Tuesday, March 16, 2021

Double Giro Weekend

Saturday Giro heading back on Hayne Blvd.

Warmer weather last weekend made for a couple of good Giro Rides, even though Sunday's switch to DST cost me an hour of much-needed sleep and much-wanted daylight. We had just gotten to the point at which I could ride out to the Giro around 6:30 am without feeling like I needed a front headlight, and *bam* back to the dark on Sunday. 


Saturday's group was pretty big and for some odd reason I decided it was time for me to actually use it to get a workout. 


On Friday I'd ridden out to the lakefront despite all of the Tulane riders having bailed on the morning Coffee Ride, primarily to check out what Lisa had earlier described as the "Cyclists Death Trap" recently installed by the city at the Elysian Fields traffic circle. What a mess! It was bad enough when, at some time last year, they painted a little bike lane in the gutter through the circle that included a couple of turns you could never make at more than ten miles an hour - maybe less after riding through the often-wet and grimy lane up against the curb. To make matters even more confusing for everyone, they had at the same time reduced the regular traffic lanes from two to one, but just through the circle. Of course the regular riders would never ride in the gutter, and didn't, but at least they could ride in the cross-hatched space that used to be the right lane, so it wasn't much of a problem. Well, until last week when the city decided to stick about a hundred of those 3-foot high flexi-posts all over the damned place. It's like unexpectedly coming up on a downhill ski slalom course without being able to tell which posts go on the left and which go on the right and where you can cut through in order to not ride through the puddles and debris in the gutter. We've been riding through that traffic circle since the early 70s without a problem since there used to be two lanes. Now it's a problem, especially in a group because if you're behind two or three people you can't see those little posts as they are completely hidden by the riders in front of you. The bottom line is that most of us feel like the posts have made the traffic circle considerably *less* safe than it used to be. Hopefully there won't be a big crash when someone in the WeMoRi hits one of those things.

But I digress...

So I felt pretty good on Saturday and did indeed get a solid workout, after which I decided it was time to cut down some of the dead plants along the backyard fence (from the freeze) and also to take down part of a tree that had gotten so big it was starting to shade out a whole section of the backyard. A few hours later the back yard was much improved - quite the opposite for my back and arms.

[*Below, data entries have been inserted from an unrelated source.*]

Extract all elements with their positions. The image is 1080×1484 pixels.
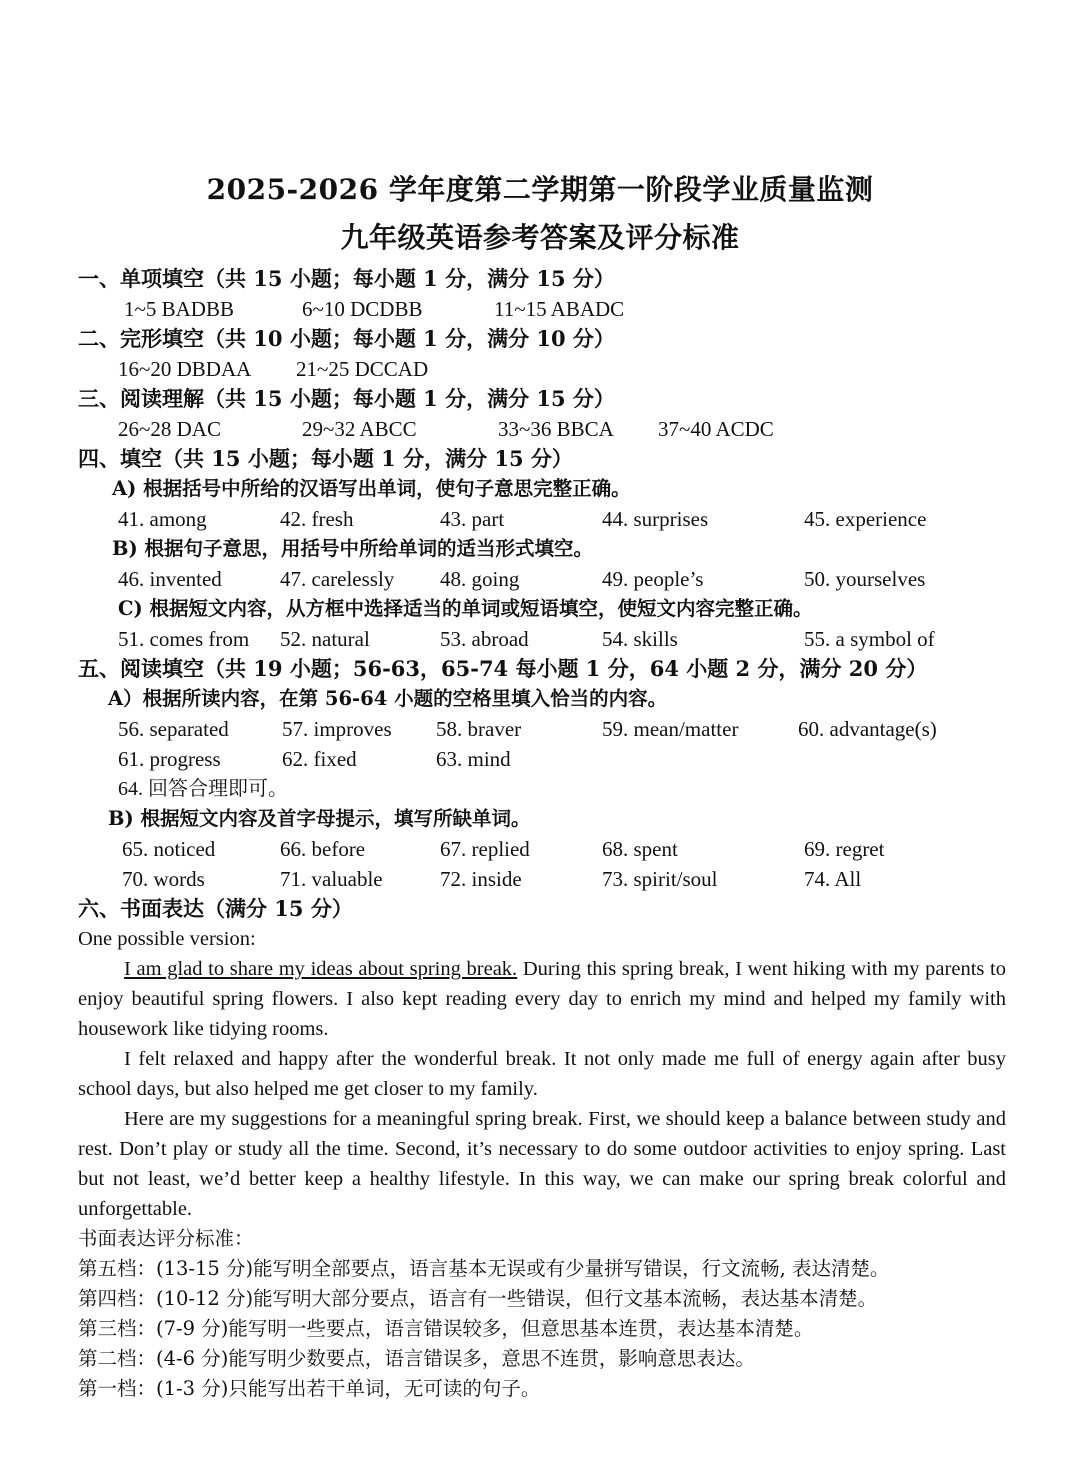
answer-item: 54. skills [602,627,678,651]
sample-paragraph-3-text: Here are my suggestions for a meaningful spring break. First, we should keep a balance between study and rest. Don’t play or study all the time. Second, it’s necessary to do some outdoor activities to enjoy spring. Last but not least, we’d better keep a healthy lifestyle. In this way, we can make our spring break colorful and unforgettable. [78,1108,1006,1220]
answer-item: 52. natural [280,627,370,651]
sample-intro: One possible version: [78,928,256,950]
criteria-level: 第三档：(7-9 分)能写明一些要点，语言错误较多，但意思基本连贯，表达基本清楚。 [78,1317,814,1340]
answer-item: 69. regret [804,837,885,861]
answer-item: 48. going [440,567,520,591]
section1-answer: 1~5 BADBB [124,297,234,321]
answer-item: 70. words [122,867,205,891]
answer-item: 42. fresh [280,507,354,531]
answer-item: 66. before [280,837,366,861]
page-title: 2025-2026 学年度第二学期第一阶段学业质量监测 [206,173,874,206]
answer-item: 74. All [804,867,862,891]
criteria-title: 书面表达评分标准： [78,1227,254,1250]
sample-paragraph-2 [78,1044,1006,1104]
sample-paragraph-1-text: During this spring break, I went hiking with my parents to enjoy beautiful spring flowers. I also kept reading every day to enrich my mind and helped my family with housework like tidying rooms. [78,958,1007,1040]
sample-topic-sentence: I am glad to share my ideas about spring break. [124,958,518,980]
sample-paragraph-3 [78,1104,1006,1224]
answer-item: 71. valuable [280,867,383,891]
section4-partB-instruction: B) 根据句子意思，用括号中所给单词的适当形式填空。 [112,537,593,560]
answer-item: 60. advantage(s) [798,717,937,741]
answer-item: 62. fixed [282,747,357,771]
section5-heading: 五、阅读填空（共 19 小题；56-63，65-74 每小题 1 分，64 小题 2 分，满分 20 分） [78,656,928,681]
sample-paragraph-1 [78,954,1006,1044]
answer-item: 45. experience [804,507,927,531]
answer-item: 61. progress [118,747,221,771]
answer-item: 58. braver [436,717,522,741]
answer-item: 50. yourselves [804,567,926,591]
answer-item: 44. surprises [602,507,709,531]
section5-partB-instruction: B) 根据短文内容及首字母提示，填写所缺单词。 [108,807,531,830]
answer-item: 68. spent [602,837,678,861]
answer-item: 41. among [118,507,207,531]
section4-heading: 四、填空（共 15 小题；每小题 1 分，满分 15 分） [78,446,573,471]
answer-item: 59. mean/matter [602,717,739,741]
section3-answer: 29~32 ABCC [302,417,417,441]
section1-answer: 6~10 DCDBB [302,297,423,321]
answer-item: 56. separated [118,717,229,741]
answer-item: 72. inside [440,867,522,891]
answer-item: 63. mind [436,747,511,771]
section6-heading: 六、书面表达（满分 15 分） [78,896,353,921]
criteria-level: 第一档：(1-3 分)只能写出若干单词，无可读的句子。 [78,1377,541,1400]
answer-item: 49. people’s [602,567,704,591]
section4-partA-instruction: A) 根据括号中所给的汉语写出单词，使句子意思完整正确。 [112,477,631,500]
section3-answer: 26~28 DAC [118,417,221,441]
answer-item: 73. spirit/soul [602,867,718,891]
answer-item: 64. 回答合理即可。 [118,778,288,800]
page-subtitle: 九年级英语参考答案及评分标准 [340,221,740,254]
criteria-level: 第五档：(13-15 分)能写明全部要点，语言基本无误或有少量拼写错误，行文流畅, 表达清楚。 [78,1257,890,1280]
answer-item: 51. comes from [118,627,250,651]
section3-heading: 三、阅读理解（共 15 小题；每小题 1 分，满分 15 分） [78,386,615,411]
section4-partC-instruction: C) 根据短文内容，从方框中选择适当的单词或短语填空，使短文内容完整正确。 [118,597,813,620]
section2-answer: 16~20 DBDAA [118,357,252,381]
answer-item: 57. improves [282,717,392,741]
section3-answer: 37~40 ACDC [658,417,774,441]
answer-item: 47. carelessly [280,567,395,591]
answer-item: 46. invented [118,567,222,591]
answer-item: 65. noticed [122,837,216,861]
section2-heading: 二、完形填空（共 10 小题；每小题 1 分，满分 10 分） [78,326,615,351]
section2-answer: 21~25 DCCAD [296,357,429,381]
answer-item: 67. replied [440,837,530,861]
criteria-level: 第二档：(4-6 分)能写明少数要点，语言错误多，意思不连贯，影响意思表达。 [78,1347,755,1370]
section1-answer: 11~15 ABADC [494,297,625,321]
answer-item: 43. part [440,507,505,531]
sample-paragraph-2-text: I felt relaxed and happy after the wonderful break. It not only made me full of energy again after busy school days, but also helped me get closer to my family. [78,1048,1006,1100]
section3-answer: 33~36 BBCA [498,417,614,441]
answer-item: 53. abroad [440,627,529,651]
answer-item: 55. a symbol of [804,627,935,651]
section1-heading: 一、单项填空（共 15 小题；每小题 1 分，满分 15 分） [78,266,615,291]
criteria-level: 第四档：(10-12 分)能写明大部分要点，语言有一些错误，但行文基本流畅，表达基本清楚。 [78,1287,878,1310]
section5-partA-instruction: A）根据所读内容，在第 56-64 小题的空格里填入恰当的内容。 [108,687,668,710]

Sunday morning came early, of course, and I rode out to Starbucks in the dark. The ride itself was more tame than Saturday's had been, and since I'd already decided to make it a Recovery Giro Ride, I had a pretty easy time of it at the back. On the way back home Pat and I were in the "protected (aka imprisoned) bike lane going under the interstate when Pat hit a big piece of broken cast-aluminum that was cleverly camouflaged amongst the sand and dirt and trash in the gutter - I mean bike lane - and sliced his rear tire. 


Monday and Tuesday mornings on the levee were both kind of foggy and damp as the icewater-chilled air over the river met the 70° air everywhere else. On Tuesday Rich flatted way out by Destrehan, and then flatted again before we found the tiny offending shard of rick embedded in his tire. The fog was pretty thick in places, and combined with the darkness that didn't abate until we were already heading back from Ormond, the situation was bad enough to keep me from getting too close to the wheel in front. It'll get cooler later in the week, but nothing below the low 50s, so that's good.

Meanwhile on the home front, the road work crew packed up and moved out on Monday, leaving a dirt road with water pipes sticking out of the sand and all of us wondering when they would come back to start working again.